In mindcore Lite version 1.1, we open source the end-to-end training framework. The first version brings us the following features:
1) Support 30 + reverse operators, provide common optimizers such as SGD and Adam, and loss functions such as crossenterprise / sparscrossentropy / MSE; It can not only train the model from zero, but also specify the fine-tuning of specific network layer to achieve the purpose of transfer learning;
2) It supports network training such as lenet / alexnet / RESNET / mobilenetv1 / V2 / V3 and effecivenet, and provides complete model loading, conversion and training scripts for users to use and test;
3) Mindspire realizes seamless connection between cloud side training and end side training, and the cloud side model can be directly loaded to the end side for training;
4) It supports checkpoint mechanism, and can quickly resume continuous training after abnormal interruption of training process;
Our end-to-end training framework has been commercially available in AI applications of some Huawei devices, such as home albums, and achieved a good user experience.
4. Quantification after training
With the increasingly common deployment of AI applications in end-side devices, and subject to the limitations of end-side resources, the challenges of model miniaturization and reasoning performance improvement are increasing. Mindspire Lite provides a simple and practical post training quantization function to compress the model size to the greatest extent, reduce memory occupation, improve reasoning speed and reduce power consumption.

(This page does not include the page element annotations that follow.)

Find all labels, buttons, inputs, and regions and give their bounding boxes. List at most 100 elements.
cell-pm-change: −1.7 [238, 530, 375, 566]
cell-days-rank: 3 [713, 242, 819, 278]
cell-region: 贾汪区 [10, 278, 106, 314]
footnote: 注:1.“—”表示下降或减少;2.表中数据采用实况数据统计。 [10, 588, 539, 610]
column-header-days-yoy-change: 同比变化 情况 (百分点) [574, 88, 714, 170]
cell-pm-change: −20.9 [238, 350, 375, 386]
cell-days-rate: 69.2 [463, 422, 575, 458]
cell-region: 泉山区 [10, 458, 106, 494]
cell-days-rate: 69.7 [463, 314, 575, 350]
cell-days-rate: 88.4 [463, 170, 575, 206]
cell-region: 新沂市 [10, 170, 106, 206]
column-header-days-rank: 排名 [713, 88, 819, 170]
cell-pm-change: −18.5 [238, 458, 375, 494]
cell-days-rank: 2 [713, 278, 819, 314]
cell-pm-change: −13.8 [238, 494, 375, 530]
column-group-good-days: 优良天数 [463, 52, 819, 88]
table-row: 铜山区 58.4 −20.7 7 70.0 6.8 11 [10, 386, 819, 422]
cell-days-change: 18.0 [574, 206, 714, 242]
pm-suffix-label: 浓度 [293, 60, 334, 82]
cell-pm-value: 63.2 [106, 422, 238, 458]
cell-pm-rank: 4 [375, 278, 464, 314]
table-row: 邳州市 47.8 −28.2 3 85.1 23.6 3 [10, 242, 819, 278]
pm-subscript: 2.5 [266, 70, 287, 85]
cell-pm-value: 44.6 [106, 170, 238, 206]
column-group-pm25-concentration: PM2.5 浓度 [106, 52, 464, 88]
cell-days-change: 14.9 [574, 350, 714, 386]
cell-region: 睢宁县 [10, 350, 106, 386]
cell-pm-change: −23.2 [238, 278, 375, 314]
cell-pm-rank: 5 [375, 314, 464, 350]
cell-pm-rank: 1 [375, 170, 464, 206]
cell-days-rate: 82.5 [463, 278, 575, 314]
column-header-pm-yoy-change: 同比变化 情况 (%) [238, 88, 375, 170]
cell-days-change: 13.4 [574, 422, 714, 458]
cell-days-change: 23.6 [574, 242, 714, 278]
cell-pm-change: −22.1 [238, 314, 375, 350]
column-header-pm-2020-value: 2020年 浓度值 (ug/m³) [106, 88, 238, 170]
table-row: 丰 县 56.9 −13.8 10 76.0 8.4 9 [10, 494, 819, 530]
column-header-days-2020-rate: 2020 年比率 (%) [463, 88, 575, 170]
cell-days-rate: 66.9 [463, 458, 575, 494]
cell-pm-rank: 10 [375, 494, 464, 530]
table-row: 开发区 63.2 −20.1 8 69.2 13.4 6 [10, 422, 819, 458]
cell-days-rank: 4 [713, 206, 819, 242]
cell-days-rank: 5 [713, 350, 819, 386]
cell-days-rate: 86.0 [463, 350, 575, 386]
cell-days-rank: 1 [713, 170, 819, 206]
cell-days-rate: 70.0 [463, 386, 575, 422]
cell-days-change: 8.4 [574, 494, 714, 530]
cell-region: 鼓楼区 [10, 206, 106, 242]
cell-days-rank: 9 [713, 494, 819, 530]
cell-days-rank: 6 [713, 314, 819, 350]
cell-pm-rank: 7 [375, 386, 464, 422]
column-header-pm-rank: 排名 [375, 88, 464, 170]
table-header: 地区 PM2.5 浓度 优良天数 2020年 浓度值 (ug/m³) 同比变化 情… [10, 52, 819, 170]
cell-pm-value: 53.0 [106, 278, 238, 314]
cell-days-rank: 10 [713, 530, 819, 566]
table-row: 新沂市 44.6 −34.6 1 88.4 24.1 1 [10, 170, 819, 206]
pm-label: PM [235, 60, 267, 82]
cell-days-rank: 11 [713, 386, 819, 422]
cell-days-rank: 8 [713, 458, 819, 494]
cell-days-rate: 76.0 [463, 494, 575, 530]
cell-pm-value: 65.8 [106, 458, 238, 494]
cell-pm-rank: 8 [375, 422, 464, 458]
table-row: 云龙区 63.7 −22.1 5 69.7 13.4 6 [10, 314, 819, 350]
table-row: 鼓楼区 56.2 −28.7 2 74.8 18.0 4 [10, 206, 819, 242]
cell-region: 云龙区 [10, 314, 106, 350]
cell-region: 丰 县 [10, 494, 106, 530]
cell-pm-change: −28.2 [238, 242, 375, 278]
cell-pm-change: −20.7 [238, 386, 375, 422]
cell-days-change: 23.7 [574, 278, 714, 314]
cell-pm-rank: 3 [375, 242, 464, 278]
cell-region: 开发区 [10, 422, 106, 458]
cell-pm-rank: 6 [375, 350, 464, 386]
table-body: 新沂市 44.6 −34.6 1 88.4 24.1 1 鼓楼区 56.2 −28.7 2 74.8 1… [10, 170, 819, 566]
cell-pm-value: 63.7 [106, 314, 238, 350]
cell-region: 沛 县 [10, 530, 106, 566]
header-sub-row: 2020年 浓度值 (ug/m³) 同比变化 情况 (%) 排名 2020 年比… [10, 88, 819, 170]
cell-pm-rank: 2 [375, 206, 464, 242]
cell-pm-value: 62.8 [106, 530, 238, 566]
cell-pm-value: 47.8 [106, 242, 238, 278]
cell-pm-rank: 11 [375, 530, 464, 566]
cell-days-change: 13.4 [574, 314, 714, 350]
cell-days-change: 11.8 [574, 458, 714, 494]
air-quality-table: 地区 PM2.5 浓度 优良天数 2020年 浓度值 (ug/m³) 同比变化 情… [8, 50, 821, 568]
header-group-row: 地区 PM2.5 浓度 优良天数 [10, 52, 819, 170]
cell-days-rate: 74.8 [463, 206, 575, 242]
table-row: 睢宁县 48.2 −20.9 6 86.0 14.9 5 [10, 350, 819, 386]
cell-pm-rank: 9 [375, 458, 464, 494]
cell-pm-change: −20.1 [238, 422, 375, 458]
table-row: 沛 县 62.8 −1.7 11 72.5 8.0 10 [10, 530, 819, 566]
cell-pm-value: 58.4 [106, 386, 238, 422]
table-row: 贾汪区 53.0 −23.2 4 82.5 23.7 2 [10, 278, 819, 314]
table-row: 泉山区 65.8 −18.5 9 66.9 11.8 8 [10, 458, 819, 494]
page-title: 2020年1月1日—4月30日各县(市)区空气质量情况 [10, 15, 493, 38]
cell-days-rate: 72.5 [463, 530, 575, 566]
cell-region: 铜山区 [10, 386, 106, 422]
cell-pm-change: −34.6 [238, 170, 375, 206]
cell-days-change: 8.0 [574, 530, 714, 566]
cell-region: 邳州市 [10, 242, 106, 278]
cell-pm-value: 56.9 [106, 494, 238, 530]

Compared with quantitative retraining, quantization after training has two obvious advantages: one is that there is no need for a large number of training data sets, and the other is that there is no need for retraining and fast offline conversion. Mindspire Lite post training quantization tool provides two methods: weight quantization and full quantization. It supports 1 ~ 16bit quantization, classification, detection, NLP and other models.
In order to ensure that the accuracy loss of the quantization model after training is small, we use the pipeline combined quantization method. In the first stage, the conventional linear quantization method is used to quantify the weight and activation value, and in the second stage, the quantization error is analyzed, and the statistical method is used to correct the quantization model to compensate for the accuracy loss caused by quantization.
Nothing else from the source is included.